Every one accepts something as true unless they have gone crazy.
But it's possible to accept as true the position that ultimate truth is inaccessable to the human mind (as we can only experience the universe through our imperfect senses). Thus, it can be stated that nothing we can know is strictly "true".
But then, only a crazy or ignorant person sets up "truth" as a bivalent condition. The reality is, truth is a spectrum - some things are more or less true than others. Science is a process (for instance) where scientific models, over time, approach truthfulness.
I take the Bible to be true and where people have taken it upon themselves to add to it, I feel free to throw that out, especially if doctrinal issues are based on those alterations.
How do you tell the difference between something that was added and something that was "always there", especially in a work that has come down to you, translated through several intermediate languages? And how do you know that it's not the case that ALL biblical content was "added"; i.e. made up by people to support doctrine?
If you hold nothing but your own opinion to be true, you live as a solipsist. I hold that the Bible is true and my opinion is true only when it correctly follows the Bible.

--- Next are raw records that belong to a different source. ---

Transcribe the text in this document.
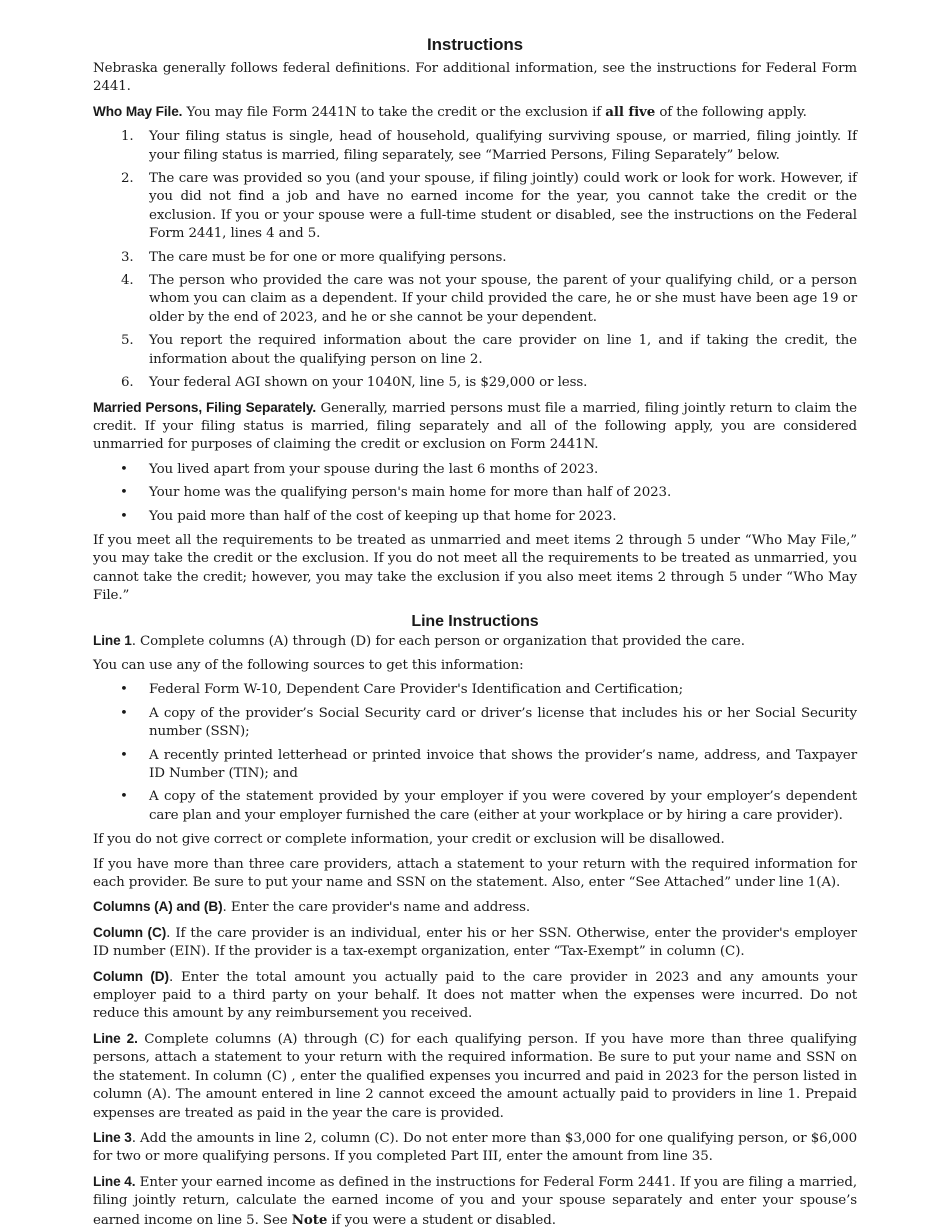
Instructions

Nebraska generally follows federal definitions. For additional information, see the instructions for Federal Form 2441.

Who May File. You may file Form 2441N to take the credit or the exclusion if all five of the following apply.

1. Your filing status is single, head of household, qualifying surviving spouse, or married, filing jointly. If your filing status is married, filing separately, see “Married Persons, Filing Separately” below.
2. The care was provided so you (and your spouse, if filing jointly) could work or look for work. However, if you did not find a job and have no earned income for the year, you cannot take the credit or the exclusion. If you or your spouse were a full-time student or disabled, see the instructions on the Federal Form 2441, lines 4 and 5.
3. The care must be for one or more qualifying persons.
4. The person who provided the care was not your spouse, the parent of your qualifying child, or a person whom you can claim as a dependent. If your child provided the care, he or she must have been age 19 or older by the end of 2023, and he or she cannot be your dependent.
5. You report the required information about the care provider on line 1, and if taking the credit, the information about the qualifying person on line 2.
6. Your federal AGI shown on your 1040N, line 5, is $29,000 or less.

Married Persons, Filing Separately. Generally, married persons must file a married, filing jointly return to claim the credit. If your filing status is married, filing separately and all of the following apply, you are considered unmarried for purposes of claiming the credit or exclusion on Form 2441N.

• You lived apart from your spouse during the last 6 months of 2023.
• Your home was the qualifying person's main home for more than half of 2023.
• You paid more than half of the cost of keeping up that home for 2023.

If you meet all the requirements to be treated as unmarried and meet items 2 through 5 under “Who May File,” you may take the credit or the exclusion. If you do not meet all the requirements to be treated as unmarried, you cannot take the credit; however, you may take the exclusion if you also meet items 2 through 5 under “Who May File.”

Line Instructions

Line 1. Complete columns (A) through (D) for each person or organization that provided the care.

You can use any of the following sources to get this information:

• Federal Form W-10, Dependent Care Provider's Identification and Certification;
• A copy of the provider’s Social Security card or driver’s license that includes his or her Social Security number (SSN);
• A recently printed letterhead or printed invoice that shows the provider’s name, address, and Taxpayer ID Number (TIN); and
• A copy of the statement provided by your employer if you were covered by your employer’s dependent care plan and your employer furnished the care (either at your workplace or by hiring a care provider).

If you do not give correct or complete information, your credit or exclusion will be disallowed.

If you have more than three care providers, attach a statement to your return with the required information for each provider. Be sure to put your name and SSN on the statement. Also, enter “See Attached” under line 1(A).

Columns (A) and (B). Enter the care provider's name and address.

Column (C). If the care provider is an individual, enter his or her SSN. Otherwise, enter the provider's employer ID number (EIN). If the provider is a tax-exempt organization, enter “Tax-Exempt” in column (C).

Column (D). Enter the total amount you actually paid to the care provider in 2023 and any amounts your employer paid to a third party on your behalf. It does not matter when the expenses were incurred. Do not reduce this amount by any reimbursement you received.

Line 2. Complete columns (A) through (C) for each qualifying person. If you have more than three qualifying persons, attach a statement to your return with the required information. Be sure to put your name and SSN on the statement. In column (C) , enter the qualified expenses you incurred and paid in 2023 for the person listed in column (A). The amount entered in line 2 cannot exceed the amount actually paid to providers in line 1. Prepaid expenses are treated as paid in the year the care is provided.

Line 3. Add the amounts in line 2, column (C). Do not enter more than $3,000 for one qualifying person, or $6,000 for two or more qualifying persons. If you completed Part III, enter the amount from line 35.

Line 4. Enter your earned income as defined in the instructions for Federal Form 2441. If you are filing a married, filing jointly return, calculate the earned income of you and your spouse separately and enter your spouse’s earned income on line 5. See Note if you were a student or disabled.
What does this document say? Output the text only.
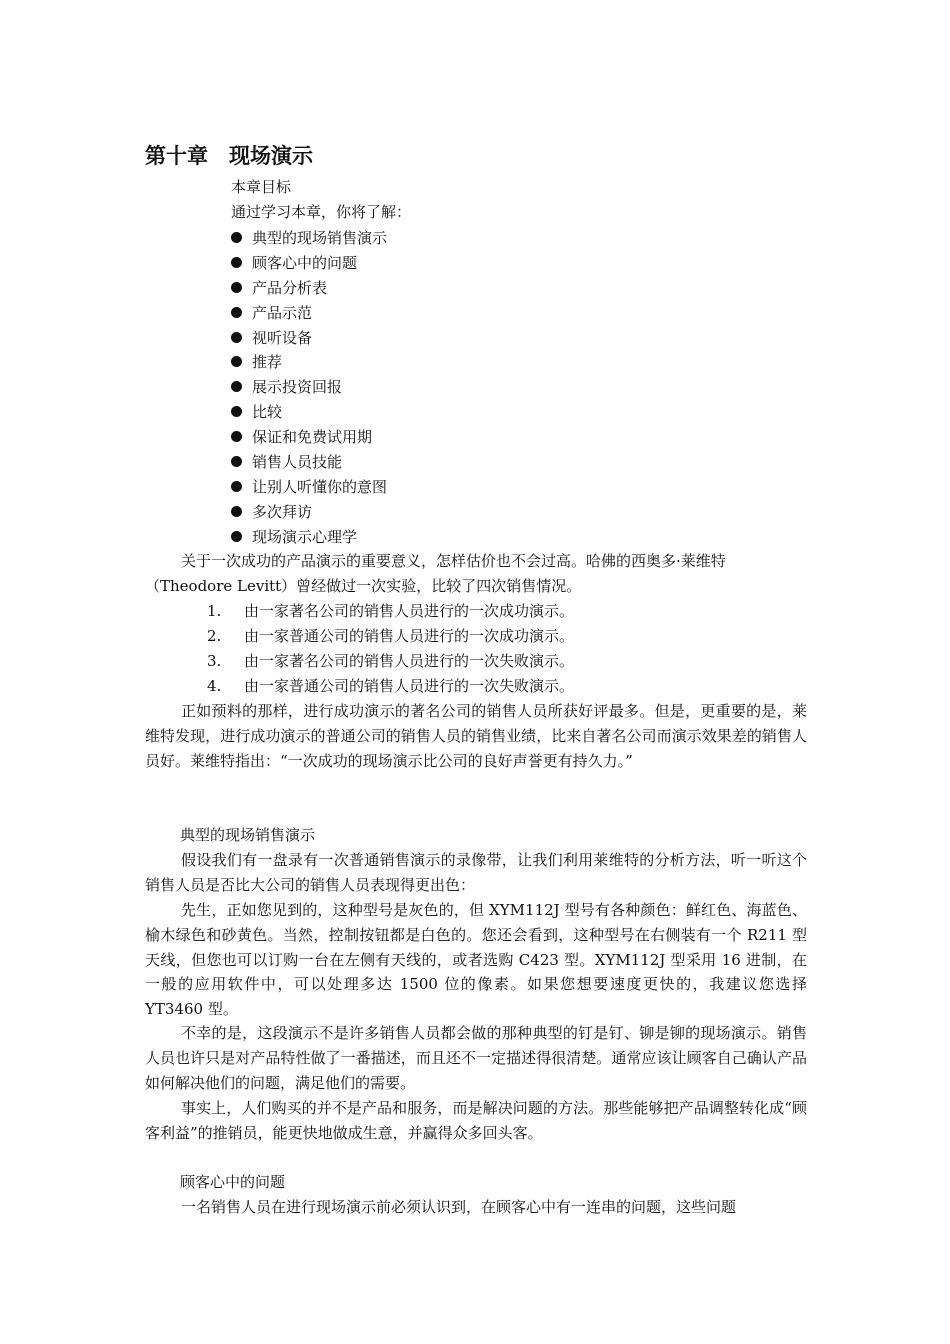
第十章　现场演示

本章目标

通过学习本章，你将了解：

典型的现场销售演示
顾客心中的问题
产品分析表
产品示范
视听设备
推荐
展示投资回报
比较
保证和免费试用期
销售人员技能
让别人听懂你的意图
多次拜访
现场演示心理学

关于一次成功的产品演示的重要意义，怎样估价也不会过高。哈佛的西奥多·莱维特

（Theodore Levitt）曾经做过一次实验，比较了四次销售情况。

1. 由一家著名公司的销售人员进行的一次成功演示。
2. 由一家普通公司的销售人员进行的一次成功演示。
3. 由一家著名公司的销售人员进行的一次失败演示。
4. 由一家普通公司的销售人员进行的一次失败演示。

正如预料的那样，进行成功演示的著名公司的销售人员所获好评最多。但是，更重要的是，莱维特发现，进行成功演示的普通公司的销售人员的销售业绩，比来自著名公司而演示效果差的销售人员好。莱维特指出：“一次成功的现场演示比公司的良好声誉更有持久力。”

典型的现场销售演示

假设我们有一盘录有一次普通销售演示的录像带，让我们利用莱维特的分析方法，听一听这个销售人员是否比大公司的销售人员表现得更出色：

先生，正如您见到的，这种型号是灰色的，但 XYM112J 型号有各种颜色：鲜红色、海蓝色、榆木绿色和砂黄色。当然，控制按钮都是白色的。您还会看到，这种型号在右侧装有一个 R211 型天线，但您也可以订购一台在左侧有天线的，或者选购 C423 型。XYM112J 型采用 16 进制，在一般的应用软件中，可以处理多达 1500 位的像素。如果您想要速度更快的，我建议您选择 YT3460 型。

不幸的是，这段演示不是许多销售人员都会做的那种典型的钉是钉、铆是铆的现场演示。销售人员也许只是对产品特性做了一番描述，而且还不一定描述得很清楚。通常应该让顾客自己确认产品如何解决他们的问题，满足他们的需要。

事实上，人们购买的并不是产品和服务，而是解决问题的方法。那些能够把产品调整转化成“顾客利益”的推销员，能更快地做成生意，并赢得众多回头客。

顾客心中的问题

一名销售人员在进行现场演示前必须认识到，在顾客心中有一连串的问题，这些问题
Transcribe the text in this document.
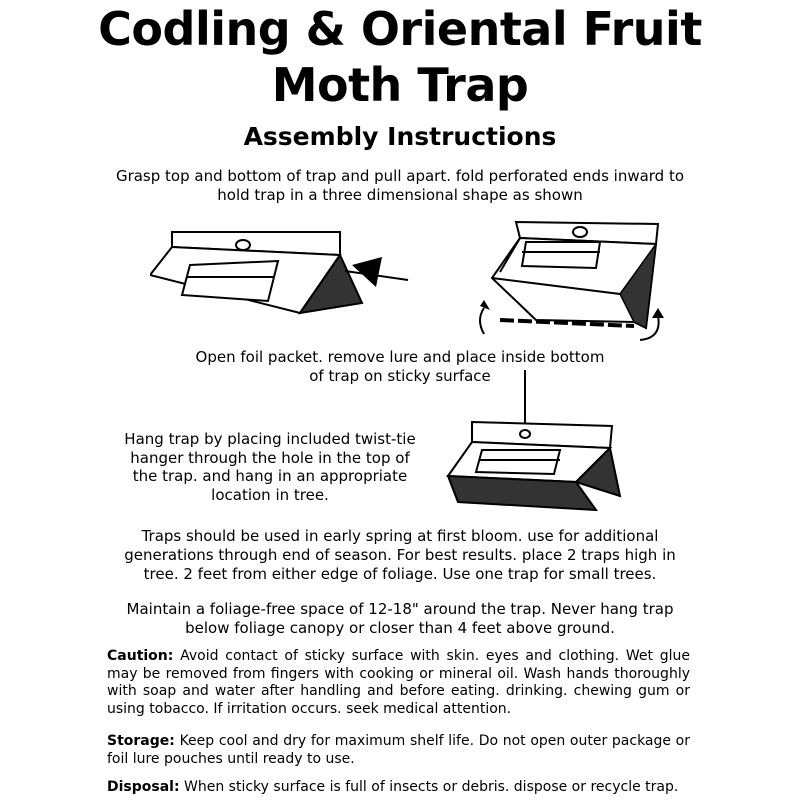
Codling & Oriental Fruit
Moth Trap
Assembly Instructions
Grasp top and bottom of trap and pull apart. fold perforated ends inward to
hold trap in a three dimensional shape as shown
Open foil packet. remove lure and place inside bottom
of trap on sticky surface
Hang trap by placing included twist-tie
hanger through the hole in the top of
the trap. and hang in an appropriate
location in tree.
Traps should be used in early spring at first bloom. use for additional
generations through end of season. For best results. place 2 traps high in
tree. 2 feet from either edge of foliage. Use one trap for small trees.
Maintain a foliage-free space of 12-18" around the trap. Never hang trap
below foliage canopy or closer than 4 feet above ground.
Caution: Avoid contact of sticky surface with skin. eyes and clothing. Wet glue may be removed from fingers with cooking or mineral oil. Wash hands thoroughly with soap and water after handling and before eating. drinking. chewing gum or using tobacco. If irritation occurs. seek medical attention.
Storage: Keep cool and dry for maximum shelf life. Do not open outer package or foil lure pouches until ready to use.
Disposal: When sticky surface is full of insects or debris. dispose or recycle trap.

Doesn't that make you a solipsist? If your assertation is that only the bible is true, but it's just your opinion that the bible is true (which must be the case, or everyone would agree with you), then haven't you, by extention, said "only my opinion is true"?
The truth of the Bible doesn't rest upon anyone's understanding of it.
If this were true nobody would have to interpret the bible. There would only be one church instead of thousands. Everyone would agree. That everyone
doesn't agree suggests that there is no inherent truth to the bible - it's all in interpretation. As Mr. P said, even literalism is a kind of interpretation - due, in part, to the mutability of language.